Eddie Macon, who in 1952 became the first black player in Chicago Bears history, has died. He was 90.
Born in 1927, Macon joined the Army as soon as he turned 18, just as World War II was ending, and was stationed in Japan for seven months. When he returned home he enrolled at the University of the Pacific, where he would recall years later that he was mostly treated well as the school’s first black football player.
An exception to that, however, came when the team traveled to face LSU. Macon made the trip thinking he would play in the game, only to find out when he got there that LSU refused to play against a black player. Pacific’s team was also repeatedly refused service at restaurants because Macon was there, and when the team could finally dine together Macon was forced to use a back entrance.
“You never get used to that,” Macon recalled in 2005. “It’s demeaning.”
After three seasons at Pacific, Macon was selected by the Bears in the second round of the 1952 NFL draft.
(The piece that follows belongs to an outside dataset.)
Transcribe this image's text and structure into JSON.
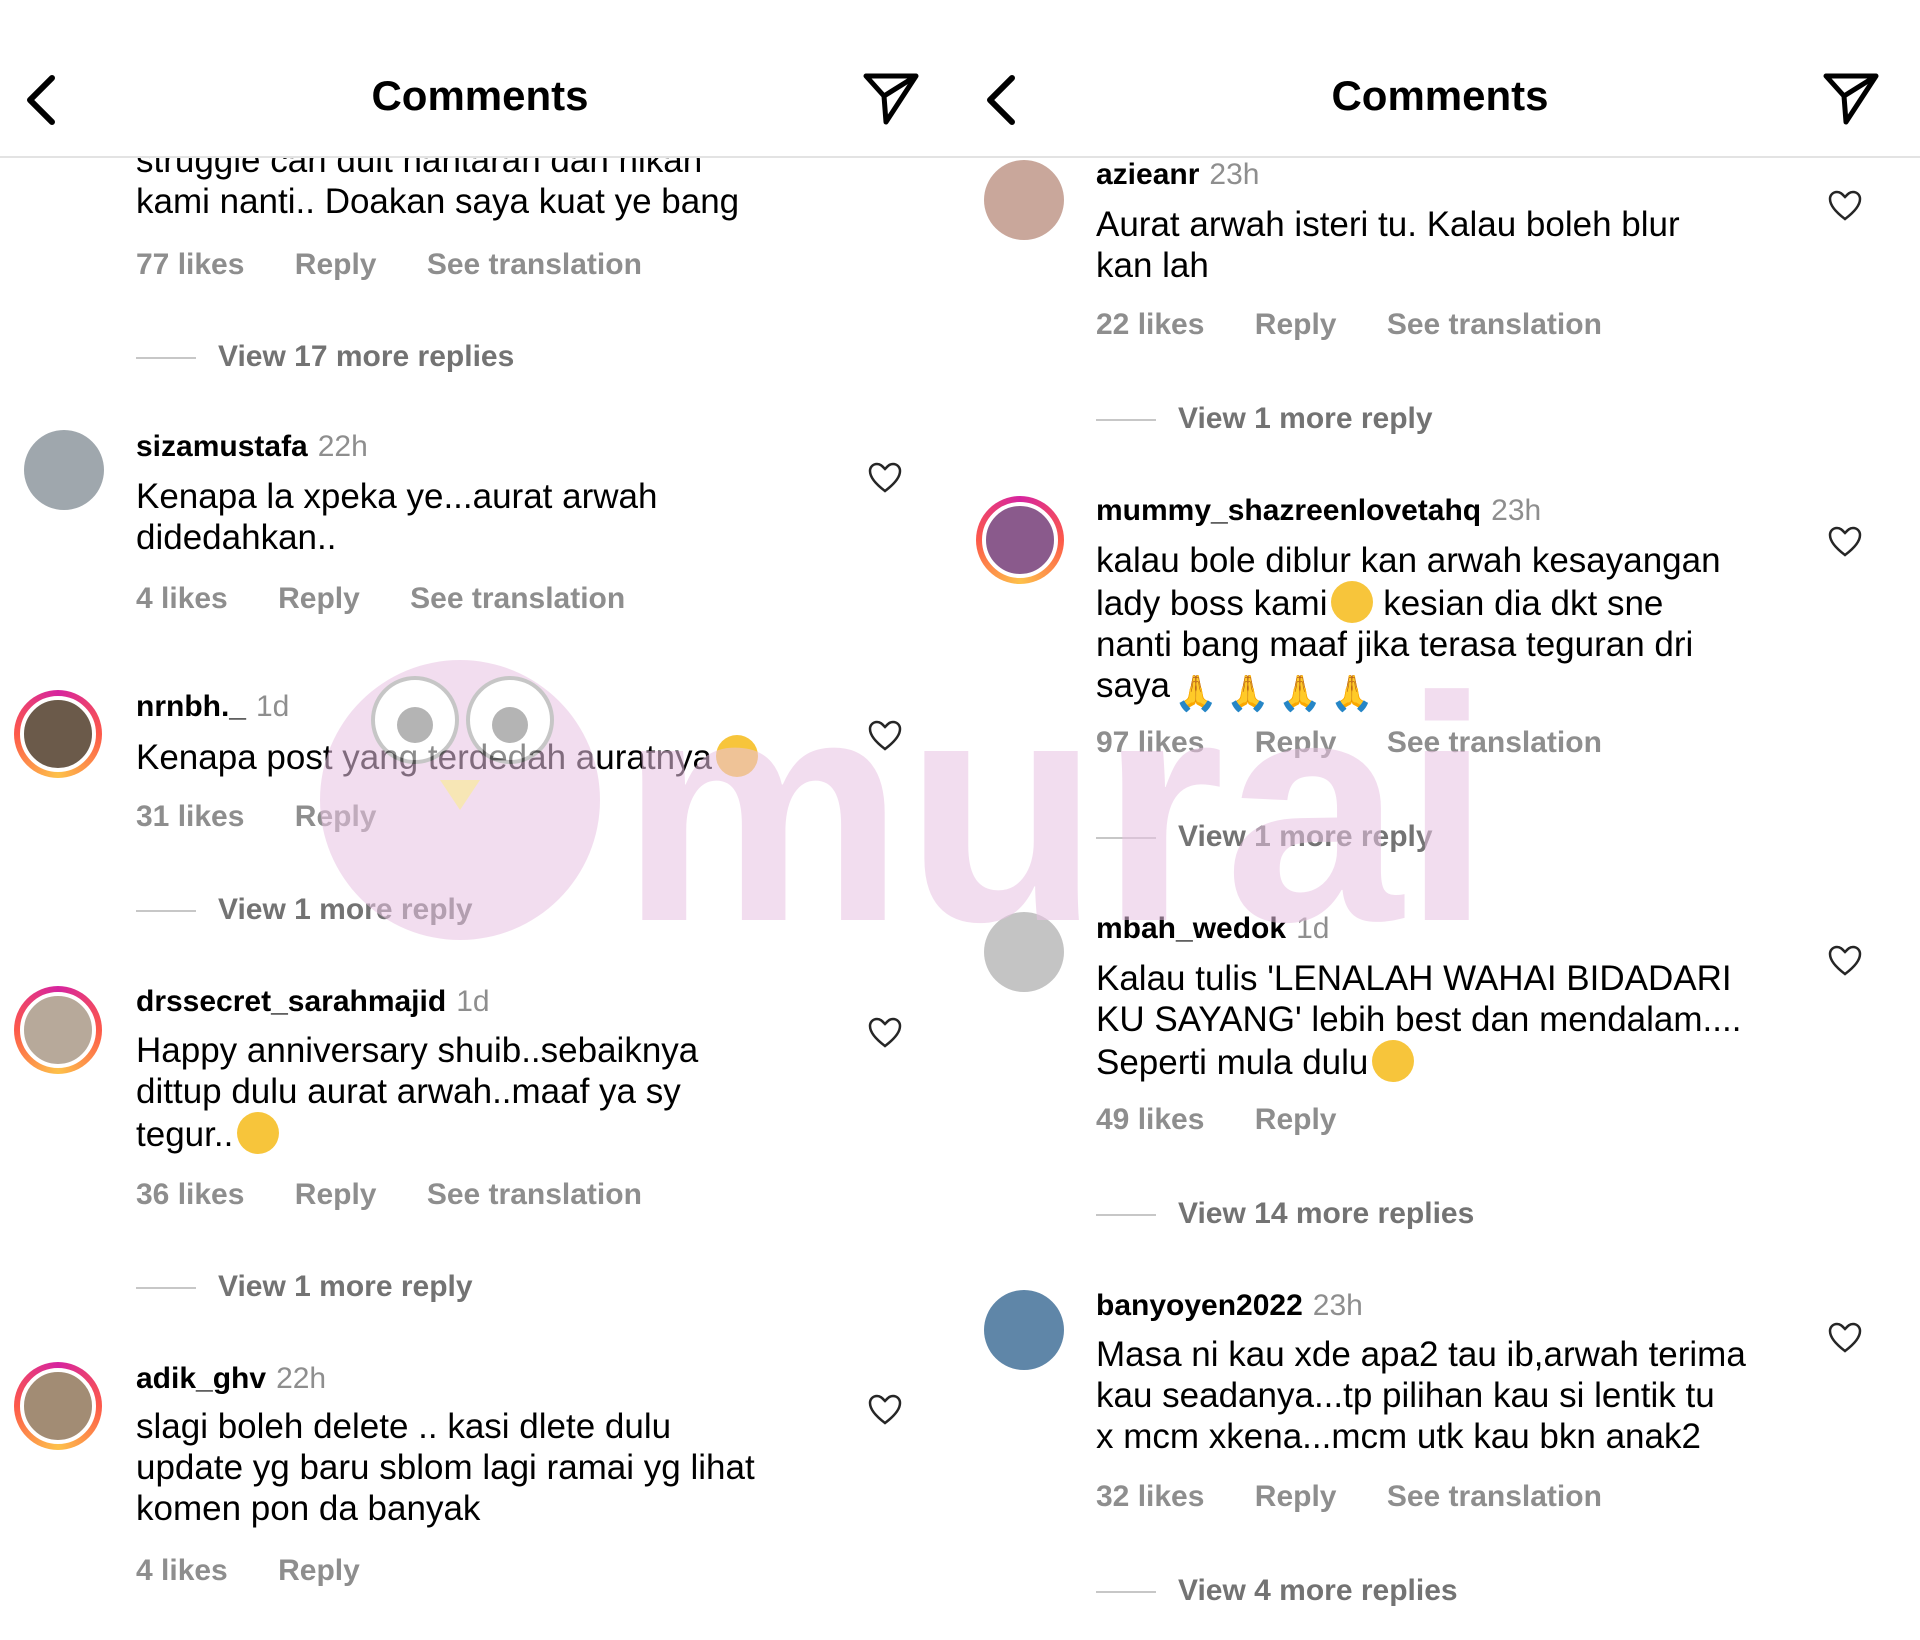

As the only black player on the Bears he would say later that he was generally treated well, though there were some exceptions.
“I had no problems with the fans,” Macon said. “The team that I really had problems with was the Detroit Lions. They beat me in the face, twisted my legs. When I got in a pile, I tried to come out of that pile because I knew what they were going to try to do.”
Macon chose to leave the Bears after two years and play for his Pacific coach, who had taken a job in the Canadian Football League. That infuriated Bears owner George Halas, and as a result the Bears for decades did nothing to honor their first African-American player.
After quitting football in 1955 to become a longshoreman, Macon changed his mind and returned to the CFL in 1957, played three more seasons there, and then joined the upstart American Football League in 1960, where he was an All-Pro defensive back for the Raiders.
Macon retired from football the following year and returned to work as a longshoreman. He said in an interview four years ago, “I had the dream and lived the dream.”
Macon is survived by his high school sweetheart and wife of 71 years, Jessie, as well as four children, 12 grandchildren, “more than three dozen” great-grandchildren and 10 great-great grandchildren.